The results of this study show that COX-2-1290A/G and −1195G/A polymorphism can increase AS risk, suggesting that NSAIDs increase anti-inflammatory activities by selectively inhibiting COX-2 [21]. Celecoxib, a selective COX-2 inhibitor, can significantly decrease the risks of adverse reactions in the intestines [22]. The changes in drug-related genes alter the pharmacokinetic process and affect the safety and efficacy of drugs [23]. A report showed that COX-2 has wide polymorphisms and its mutation influences its transcription and decreases its activity [24]. Decreased enzyme activity disturbs the metabolism of NSAIDs and affects its efficacy. Consistent with the above results, NSAIDs decrease the catalytic capability of COX-2, influencing its catalytic power, thus reducing the synthesis of PGE2 [25,26]; therefore, NSAIDs can reduce pain and inflammation [27]. Clinical studies have found that COX-2-1195G/A polymorphism is related to susceptibility to many inflammatory, autoimmune, and neoplastic diseases [28,29]. In the promoter region of COX-2, the mutation of COX-2-1195G/A generates a c-MYB binding site, and A allele can increase the transcriptional activity of COX-2 and increase susceptibility to illness [30]. COX-2-1290A/G polymorphism and functional −1195G/A polymorphism are in unbalanced strong linkage, but COX-2-1195G/A polymorphism can obviously increase COX-2 expression and increase AS risks. Therefore, COX-2-1290A/G can influence the onset of AS.

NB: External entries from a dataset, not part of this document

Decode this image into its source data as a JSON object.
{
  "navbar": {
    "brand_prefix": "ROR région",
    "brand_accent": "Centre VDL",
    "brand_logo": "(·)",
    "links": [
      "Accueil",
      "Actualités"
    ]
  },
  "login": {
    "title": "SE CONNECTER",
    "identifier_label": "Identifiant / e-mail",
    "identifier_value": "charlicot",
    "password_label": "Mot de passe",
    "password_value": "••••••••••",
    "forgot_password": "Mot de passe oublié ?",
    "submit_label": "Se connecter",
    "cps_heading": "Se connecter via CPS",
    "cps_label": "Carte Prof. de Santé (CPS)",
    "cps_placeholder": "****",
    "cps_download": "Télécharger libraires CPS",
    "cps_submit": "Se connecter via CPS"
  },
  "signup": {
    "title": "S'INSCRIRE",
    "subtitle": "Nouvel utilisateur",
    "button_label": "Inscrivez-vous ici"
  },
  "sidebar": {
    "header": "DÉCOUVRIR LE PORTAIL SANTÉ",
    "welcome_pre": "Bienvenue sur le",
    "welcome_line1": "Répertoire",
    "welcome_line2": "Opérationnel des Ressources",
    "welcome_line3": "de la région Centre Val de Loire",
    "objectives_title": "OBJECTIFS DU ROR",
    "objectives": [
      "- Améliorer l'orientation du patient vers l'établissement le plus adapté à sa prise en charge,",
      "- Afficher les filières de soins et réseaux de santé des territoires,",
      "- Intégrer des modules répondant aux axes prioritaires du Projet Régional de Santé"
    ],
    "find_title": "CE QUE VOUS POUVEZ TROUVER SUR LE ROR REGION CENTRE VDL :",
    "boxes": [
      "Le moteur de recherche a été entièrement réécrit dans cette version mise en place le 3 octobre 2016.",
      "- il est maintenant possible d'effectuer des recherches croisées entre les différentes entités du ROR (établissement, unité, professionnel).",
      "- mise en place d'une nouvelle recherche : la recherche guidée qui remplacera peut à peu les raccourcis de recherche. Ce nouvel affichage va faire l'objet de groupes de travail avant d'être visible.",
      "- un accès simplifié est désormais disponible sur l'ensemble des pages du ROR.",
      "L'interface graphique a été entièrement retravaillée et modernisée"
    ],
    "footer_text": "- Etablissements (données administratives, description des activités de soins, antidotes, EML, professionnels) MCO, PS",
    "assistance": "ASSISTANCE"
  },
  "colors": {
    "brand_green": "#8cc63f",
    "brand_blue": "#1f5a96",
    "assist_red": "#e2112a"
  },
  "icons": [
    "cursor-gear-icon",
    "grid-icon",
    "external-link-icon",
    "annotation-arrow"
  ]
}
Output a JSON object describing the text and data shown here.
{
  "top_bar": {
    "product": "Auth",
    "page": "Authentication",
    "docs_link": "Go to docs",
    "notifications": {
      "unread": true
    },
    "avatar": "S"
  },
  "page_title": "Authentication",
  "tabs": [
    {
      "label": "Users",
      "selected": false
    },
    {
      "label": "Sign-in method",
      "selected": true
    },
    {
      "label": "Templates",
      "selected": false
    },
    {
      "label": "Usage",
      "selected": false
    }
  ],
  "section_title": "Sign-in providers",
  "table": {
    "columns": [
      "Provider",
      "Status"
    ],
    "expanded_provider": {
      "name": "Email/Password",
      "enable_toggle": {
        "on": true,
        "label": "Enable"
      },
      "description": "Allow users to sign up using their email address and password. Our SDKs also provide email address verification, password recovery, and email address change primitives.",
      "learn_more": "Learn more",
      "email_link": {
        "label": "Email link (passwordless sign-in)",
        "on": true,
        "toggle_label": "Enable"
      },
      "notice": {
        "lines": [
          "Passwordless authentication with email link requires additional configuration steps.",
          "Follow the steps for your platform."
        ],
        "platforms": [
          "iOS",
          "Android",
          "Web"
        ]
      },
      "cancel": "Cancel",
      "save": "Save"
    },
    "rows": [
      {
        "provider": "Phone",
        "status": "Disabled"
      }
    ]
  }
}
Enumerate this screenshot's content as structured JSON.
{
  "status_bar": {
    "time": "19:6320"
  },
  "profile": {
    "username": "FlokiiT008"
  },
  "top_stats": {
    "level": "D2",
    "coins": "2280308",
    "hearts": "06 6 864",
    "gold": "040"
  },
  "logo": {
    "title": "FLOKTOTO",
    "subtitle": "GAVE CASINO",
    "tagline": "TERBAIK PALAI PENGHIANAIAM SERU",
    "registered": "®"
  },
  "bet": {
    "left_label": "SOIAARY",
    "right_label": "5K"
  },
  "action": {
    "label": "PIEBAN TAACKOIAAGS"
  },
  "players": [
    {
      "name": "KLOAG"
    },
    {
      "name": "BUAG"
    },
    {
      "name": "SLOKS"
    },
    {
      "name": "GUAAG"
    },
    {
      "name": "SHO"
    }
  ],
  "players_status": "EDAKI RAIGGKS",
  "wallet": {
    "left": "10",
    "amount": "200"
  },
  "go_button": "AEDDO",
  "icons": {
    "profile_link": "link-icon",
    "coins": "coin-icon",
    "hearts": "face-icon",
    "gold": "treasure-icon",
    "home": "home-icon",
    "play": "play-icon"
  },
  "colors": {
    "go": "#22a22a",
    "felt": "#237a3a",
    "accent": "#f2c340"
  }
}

Our study also found that CYP2C9*3 polymorphism may not be related with NSAIDs efficacy in the treatment of AS. The CYP2C9 polymorphism has a great influence on pharmacokinetics. CYP2C9 polymorphism can easily induce the change of CYP2C9 protein structure and generate drug metabolic genetic polymorphism [31]. CYP2C9*3 is a common allelic mutant generated in the coding region when amino acid residues are replaced because of single-base exchange. Compared with CYP2C9*1, metabolism of mutant CYP2C9*3 is easily induced or inhibited by drugs, thus decreasing its ability to metabolize drugs [32]. Studies show that the mutation of CYP2C9*3 not only decreases metabolic activity of diclofenac acid, but also influences its reaction to other drugs [33,34]. Some reports suggest that CYP2C9*3 causes decreased enzyme activity and inhibits substrate metabolism [35,36]. CYP2C9 genetic polymorphism is dependent on different substrates, which may be why the results of this study are different from those of other studies.

Conclusions

COX-2-1290A/G and −1195G/A polymorphisms can increase AS risk, and they can be considered as biological indicators for predicting the efficacy of NSAIDs in treatment of AS. However, the small sample size of our study may have contributed to bias. Therefore, studies with larger samples are needed to confirm the results of our study.